A rivelarlo è uno studio condotto dall’istituto Federale tedesco per la valutazione dei rischi (BFR), pubblicato sulla rivista scientifica Scientific Reports. È stato possibile osservare per la prima volta queste microparticelle grazie al microscopio più potente mai creato, chiamato “la luce di sincrotrone”. Al momento non sono ancora chiare le conseguenze per la salute, tranne un rigonfiamento cronico dei linfonodi.

In genere, chi vuole fare un tatuaggio, si rivolge a centri autorizzati che utilizzano aghi sterili. Nessuno invece, controlla la composizione chimica dei colori.

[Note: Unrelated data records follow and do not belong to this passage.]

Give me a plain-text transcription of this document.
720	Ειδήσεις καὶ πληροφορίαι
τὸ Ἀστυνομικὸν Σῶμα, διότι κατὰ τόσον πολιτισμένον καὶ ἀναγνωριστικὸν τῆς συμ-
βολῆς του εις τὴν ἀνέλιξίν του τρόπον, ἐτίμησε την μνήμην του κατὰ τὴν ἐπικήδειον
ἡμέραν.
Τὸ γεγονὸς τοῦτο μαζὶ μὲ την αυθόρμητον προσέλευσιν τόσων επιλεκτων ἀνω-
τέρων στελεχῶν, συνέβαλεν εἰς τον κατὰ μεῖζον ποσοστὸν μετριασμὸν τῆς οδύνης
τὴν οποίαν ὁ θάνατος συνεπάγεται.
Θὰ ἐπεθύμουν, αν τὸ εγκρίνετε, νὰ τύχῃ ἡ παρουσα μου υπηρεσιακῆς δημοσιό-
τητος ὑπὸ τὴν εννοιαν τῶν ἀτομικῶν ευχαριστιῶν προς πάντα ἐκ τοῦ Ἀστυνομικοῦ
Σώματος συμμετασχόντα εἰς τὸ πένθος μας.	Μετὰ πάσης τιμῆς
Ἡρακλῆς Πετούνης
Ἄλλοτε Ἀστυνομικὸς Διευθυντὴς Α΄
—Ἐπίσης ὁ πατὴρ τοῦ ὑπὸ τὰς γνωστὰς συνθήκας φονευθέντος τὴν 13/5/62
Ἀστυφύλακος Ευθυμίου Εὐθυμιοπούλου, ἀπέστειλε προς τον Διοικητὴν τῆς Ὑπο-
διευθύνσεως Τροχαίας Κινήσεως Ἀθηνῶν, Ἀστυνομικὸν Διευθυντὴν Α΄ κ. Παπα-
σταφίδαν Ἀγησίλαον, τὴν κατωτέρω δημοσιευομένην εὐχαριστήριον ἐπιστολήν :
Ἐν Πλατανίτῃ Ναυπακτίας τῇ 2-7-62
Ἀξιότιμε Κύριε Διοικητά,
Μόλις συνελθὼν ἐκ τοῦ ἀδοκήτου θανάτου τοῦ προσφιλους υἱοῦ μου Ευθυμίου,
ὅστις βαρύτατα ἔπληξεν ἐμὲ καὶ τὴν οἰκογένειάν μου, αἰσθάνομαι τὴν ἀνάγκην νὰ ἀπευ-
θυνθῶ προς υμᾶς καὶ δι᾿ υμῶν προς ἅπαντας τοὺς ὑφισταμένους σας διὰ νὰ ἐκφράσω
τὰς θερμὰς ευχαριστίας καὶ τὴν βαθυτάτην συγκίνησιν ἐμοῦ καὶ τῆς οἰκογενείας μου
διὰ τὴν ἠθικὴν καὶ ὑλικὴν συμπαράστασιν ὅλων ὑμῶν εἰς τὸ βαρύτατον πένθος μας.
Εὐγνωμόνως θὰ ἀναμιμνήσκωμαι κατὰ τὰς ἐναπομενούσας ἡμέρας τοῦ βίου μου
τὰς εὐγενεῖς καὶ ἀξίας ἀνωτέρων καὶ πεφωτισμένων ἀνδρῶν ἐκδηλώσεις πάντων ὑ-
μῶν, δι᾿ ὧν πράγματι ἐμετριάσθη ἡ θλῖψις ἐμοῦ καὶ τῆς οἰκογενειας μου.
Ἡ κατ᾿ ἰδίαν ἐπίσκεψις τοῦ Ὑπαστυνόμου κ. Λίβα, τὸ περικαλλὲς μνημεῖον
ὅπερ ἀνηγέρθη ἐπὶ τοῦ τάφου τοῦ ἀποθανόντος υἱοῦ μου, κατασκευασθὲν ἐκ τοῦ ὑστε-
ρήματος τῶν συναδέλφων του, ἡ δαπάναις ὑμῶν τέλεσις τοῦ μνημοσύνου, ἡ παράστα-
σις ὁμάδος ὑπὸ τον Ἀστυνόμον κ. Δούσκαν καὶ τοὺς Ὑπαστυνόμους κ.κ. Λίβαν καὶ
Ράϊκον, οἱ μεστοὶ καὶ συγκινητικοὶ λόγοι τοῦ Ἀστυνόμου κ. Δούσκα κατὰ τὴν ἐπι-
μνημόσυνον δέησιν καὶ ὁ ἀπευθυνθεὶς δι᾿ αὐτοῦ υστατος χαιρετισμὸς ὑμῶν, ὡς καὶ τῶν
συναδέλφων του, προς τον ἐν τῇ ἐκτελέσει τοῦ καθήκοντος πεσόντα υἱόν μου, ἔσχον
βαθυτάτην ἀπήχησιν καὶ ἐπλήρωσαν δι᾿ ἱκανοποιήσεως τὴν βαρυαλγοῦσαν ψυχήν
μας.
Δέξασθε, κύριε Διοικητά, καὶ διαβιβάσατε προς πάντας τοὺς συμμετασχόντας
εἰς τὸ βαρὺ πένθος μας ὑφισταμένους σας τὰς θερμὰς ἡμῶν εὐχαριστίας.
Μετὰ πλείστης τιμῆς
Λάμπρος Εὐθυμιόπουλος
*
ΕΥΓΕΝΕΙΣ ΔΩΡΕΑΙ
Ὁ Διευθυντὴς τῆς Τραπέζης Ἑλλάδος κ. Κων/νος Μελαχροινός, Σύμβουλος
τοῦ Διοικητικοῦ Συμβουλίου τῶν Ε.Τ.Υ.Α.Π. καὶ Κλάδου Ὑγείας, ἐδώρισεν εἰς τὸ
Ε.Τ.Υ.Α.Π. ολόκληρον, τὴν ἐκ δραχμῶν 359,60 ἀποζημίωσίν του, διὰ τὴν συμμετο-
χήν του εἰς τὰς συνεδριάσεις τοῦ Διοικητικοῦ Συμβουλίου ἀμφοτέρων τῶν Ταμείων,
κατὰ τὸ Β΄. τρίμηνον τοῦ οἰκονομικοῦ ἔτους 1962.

La maggior parte degli inchiostri per i tatuaggi contiene nichel, cromo, manganese, cobalto ed il biossido di titanio per il bianco.

Grazie alla luce del nuovo microscopio, sono stati analizzati ai campioni di pelle e linfonodi, prelevati da persone tatuate, è stato possibile osservare nei tessuti alcune minuscole particelle liberate dai colori. Nello studio si legge che gli esperti erano già a conoscenza di questo problema, ma non sapevano che il colore del tatuaggio potesse addentrarsi nell’organismo a livello di nanoparticelle.